The following are the first two paragraphs, etc. of "What the Hand Knows" by Calvin Tompkins. This articled first appeared in The New Yorker, 2 May 1983, and very much spurred my attitude toward CAD and its relationship to draftsmanship and manual dexterity in general. It also very much stimulated the initiation of my 'career' as an artist. For the record, I received CAD training February 1983, and CAD equipment was delivered to Cooper and Pratt Architects (my employers then) April 1983.

What the Hand Knows

One of our era's significant feats has been the separation of art from skill. In most English dictionaries, the two words are closely linked. "Art" spreads a wider net, of course; it is so variable in meaning that, according to Webster, it can be used as a synonym for "skill," "cunning," "artifice," and "craft"--"which, on the other hand, are not always synonymous among themselves." When it comes to the creation of works of art, most people would agree that something more than skill, cunning, artifice, and craft is required. Only in this century, however, has it been found possible and desirable to produce works of art whose making requires little skill or none whatsoever.

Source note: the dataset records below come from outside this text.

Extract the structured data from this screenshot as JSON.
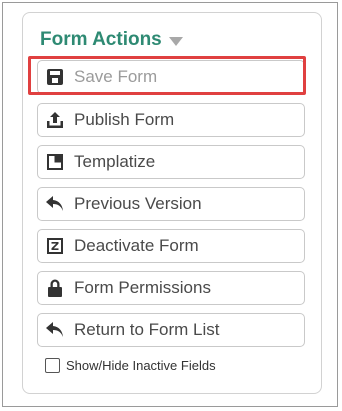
{
  "panel": {
    "title": "Form Actions",
    "buttons": [
      {
        "label": "Save Form",
        "icon": "save-icon",
        "state": "disabled"
      },
      {
        "label": "Publish Form",
        "icon": "upload-icon",
        "state": "enabled"
      },
      {
        "label": "Templatize",
        "icon": "template-icon",
        "state": "enabled"
      },
      {
        "label": "Previous Version",
        "icon": "undo-arrow-icon",
        "state": "enabled"
      },
      {
        "label": "Deactivate Form",
        "icon": "z-box-icon",
        "state": "enabled"
      },
      {
        "label": "Form Permissions",
        "icon": "lock-icon",
        "state": "enabled"
      },
      {
        "label": "Return to Form List",
        "icon": "return-arrow-icon",
        "state": "enabled"
      }
    ],
    "show_hide_inactive": {
      "label": "Show/Hide Inactive Fields",
      "checked": false
    }
  },
  "colors": {
    "title": "#2e8a73",
    "highlight": "#e04040",
    "icon": "#333333"
  }
}
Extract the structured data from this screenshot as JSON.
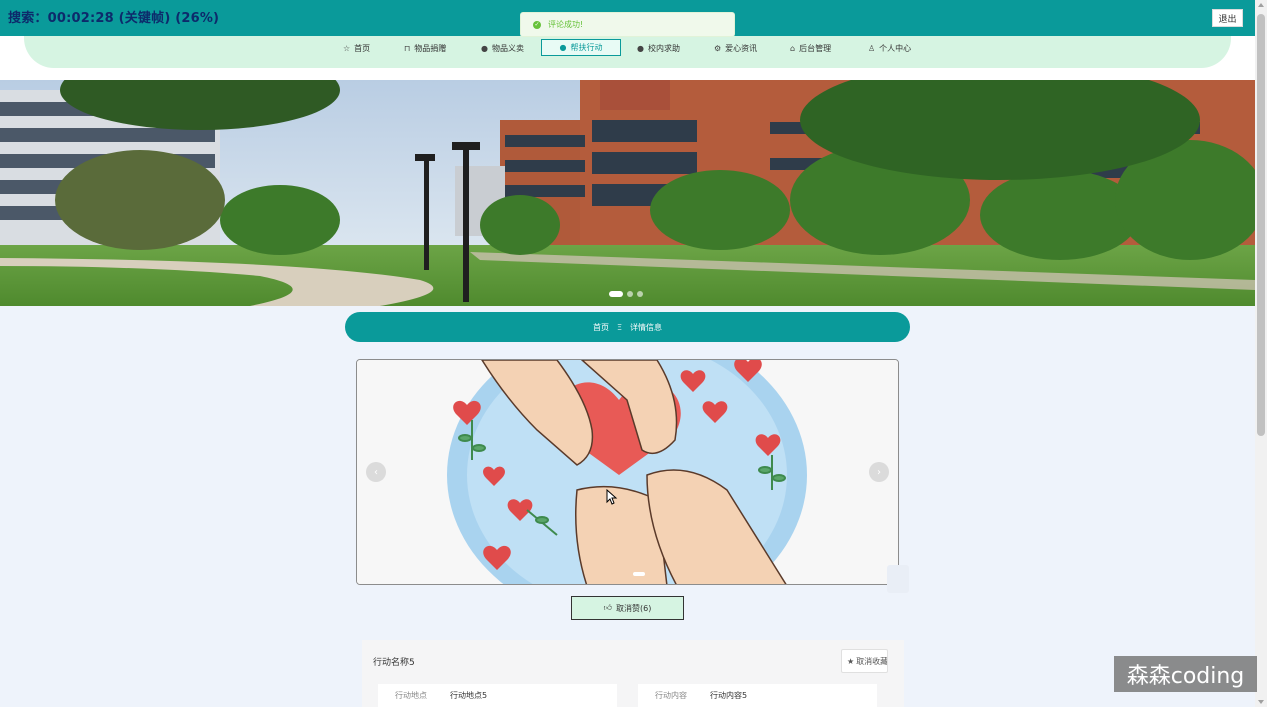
{
  "header": {
    "title": "搜索：00:02:28 (关键帧) (26%)",
    "logout_label": "退出"
  },
  "toast": {
    "message": "评论成功!"
  },
  "nav": {
    "items": [
      {
        "label": "首页",
        "icon": "star-outline-icon"
      },
      {
        "label": "物品捐赠",
        "icon": "bag-icon"
      },
      {
        "label": "物品义卖",
        "icon": "info-icon"
      },
      {
        "label": "帮扶行动",
        "icon": "question-icon"
      },
      {
        "label": "校内求助",
        "icon": "info-icon"
      },
      {
        "label": "爱心资讯",
        "icon": "gear-icon"
      },
      {
        "label": "后台管理",
        "icon": "store-icon"
      },
      {
        "label": "个人中心",
        "icon": "user-icon"
      }
    ],
    "active": "帮扶行动"
  },
  "banner": {
    "slide_count": 3,
    "active_slide": 1
  },
  "breadcrumb": {
    "home": "首页",
    "separator": "Ξ",
    "current": "详情信息"
  },
  "detail": {
    "like_label": "取消赞(6)",
    "title": "行动名称5",
    "fav_label": "取消收藏",
    "fields": [
      {
        "key": "行动地点",
        "value": "行动地点5"
      },
      {
        "key": "行动内容",
        "value": "行动内容5"
      }
    ]
  },
  "watermark": "森森coding",
  "colors": {
    "primary": "#0a9a9a",
    "mint": "#d6f4e2",
    "background": "#eef3fb"
  }
}
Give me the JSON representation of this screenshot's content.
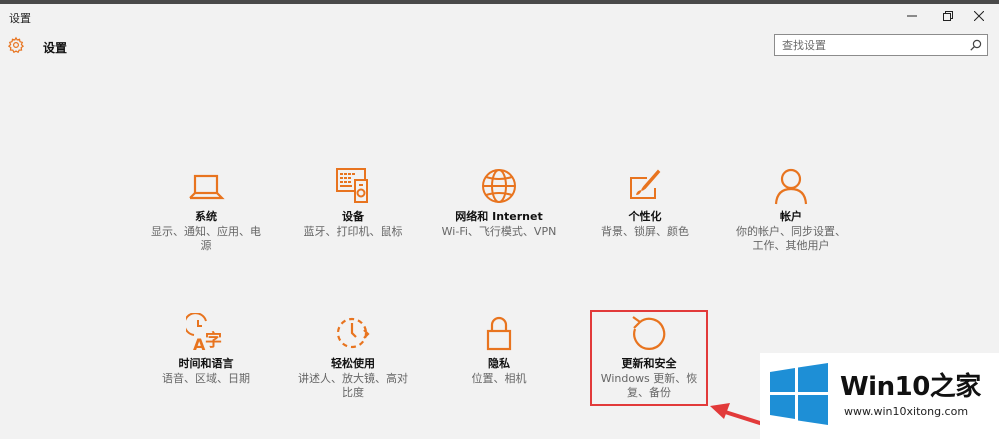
{
  "window": {
    "title": "设置"
  },
  "header": {
    "title": "设置"
  },
  "search": {
    "placeholder": "查找设置"
  },
  "tiles": [
    {
      "id": "system",
      "name": "系统",
      "desc": "显示、通知、应用、电源",
      "icon": "laptop-icon"
    },
    {
      "id": "devices",
      "name": "设备",
      "desc": "蓝牙、打印机、鼠标",
      "icon": "devices-icon"
    },
    {
      "id": "network",
      "name": "网络和 Internet",
      "desc": "Wi-Fi、飞行模式、VPN",
      "icon": "globe-icon"
    },
    {
      "id": "personalization",
      "name": "个性化",
      "desc": "背景、锁屏、颜色",
      "icon": "paint-icon"
    },
    {
      "id": "accounts",
      "name": "帐户",
      "desc": "你的帐户、同步设置、工作、其他用户",
      "icon": "person-icon"
    },
    {
      "id": "time-language",
      "name": "时间和语言",
      "desc": "语音、区域、日期",
      "icon": "time-language-icon"
    },
    {
      "id": "ease-of-access",
      "name": "轻松使用",
      "desc": "讲述人、放大镜、高对比度",
      "icon": "ease-of-access-icon"
    },
    {
      "id": "privacy",
      "name": "隐私",
      "desc": "位置、相机",
      "icon": "lock-icon"
    },
    {
      "id": "update-security",
      "name": "更新和安全",
      "desc": "Windows 更新、恢复、备份",
      "icon": "refresh-icon"
    }
  ],
  "watermark": {
    "title": "Win10之家",
    "url": "www.win10xitong.com"
  },
  "colors": {
    "accent": "#e8741f",
    "background": "#f2f2f2",
    "highlight": "#e23a3a",
    "windows_blue": "#1e8fd6"
  }
}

Marcel Duchamp is generally thought to be the hero (or the villain, if you prefer) of this remarkable achievement. Duchamp's famous "ready-mades"--common manufactured objects, such as an iron bottle-drying rack and a snow shovel, selected and signed by the artist--undermined the whole tradition of the artist as a skillful maker while poking fun at the belief that artists were superior beings whose mere signature conferred value. Duchamp's ambition, as he explained it, was "to put painting once again at the service of the mind." European painting since Courbet had been primarily "retinal," he said--a matter of manual skill in applying paint to canvas. By choosing a factory made object of no aesthetic interest, which he might alter slightly or else leave untouched, Duchamp was calling attention, in his ironic way, to the fact that a work of art was also an intellectual act--a choice, a sum of decisions. (Years later, when an art historian taxed him with the fact that several of his ready-mades had in the course of time become highly prized works of sculpture--icons reproduced in all the art-history books--Duchamp smiled and said, "Nobody's perfect, hm?"

[Five paragraphs later:]

Anyone who goes around to the galleries these days, however, is bound to see a great deal of deliberately unskillful, clumsy-looking work. Jean Michel Basquiat, Keith Haring, and the other "graffiti artists" who have shifted their efforts from subways to shows in New York galleries and international "trend" exhibitions are much talked about this season, and the European and American neo-expressionists are still the hot ticket in SoHo. This slapdash, loosely figurative painting is usually viewed as a triumphant reaction to the austerities of Minimalism and Conceptualism. Perhaps it is; perhaps that is all it is. David Hockney, the English artist, has been saying recently that representational art was bound to make a comeback sooner or later; the reason its return took the form it has taken in neo-expressionist, "new image," and graffiti art, he said, is that these artists were never trained to draw. Some of our young geniuses gain an appearance of free hand drawing by projecting photographic images on their canvases and tracing them; the photograph is, among other things, an invaluable substitute for skill. [Note: almost 20 years later Hockney makes well researched claims that even some older masters used projections to draw!]

When the CAD computer equipment finally arrived and was up and running at Cooper and Pratt Architects, we had one of those not-too-serious office competitions for naming the computer. I suggest we call it 'Duchamp' while Bernie (my CAD partner then) suggested 'Godot' (as in "Waiting for Godot"). As it happened, both Bernie's and my suggestion turned out to be fitting.

What I personally experienced when CAD became my daily occupation was the sudden obsolescence of my (quite talented) drafting skills. I still used my hands to "draw," but my dexterity now amounted to making sure I pushed the right buttons--my mother very presciently at the time made the analogy to playing the piano. I started seeing the final drawings produced by either pen-plotter or electrostatic printer as sort of "ready-mades" or at least abundantly reproducible "originals" that I could merely add a signature to in order to confer them as "my" drawings.

Luckily (and thanks to the words of Calvin Tomkins, I guess), I found an outlet for my quondam drafting skills in producing "art." I decided, however, that I no longer needed to exhibit skill because I had (access to) a machine that did that, thus I produced art that was (and sometimes still is) deliberately unskillful, intending to prove through such imperfect manifestations themselves that a hand indeed created the work.

If nothing else, all of the above explains why a few years ago here at design-l I wrote that "perhaps it is more the case that the way we think influences the way we use tools."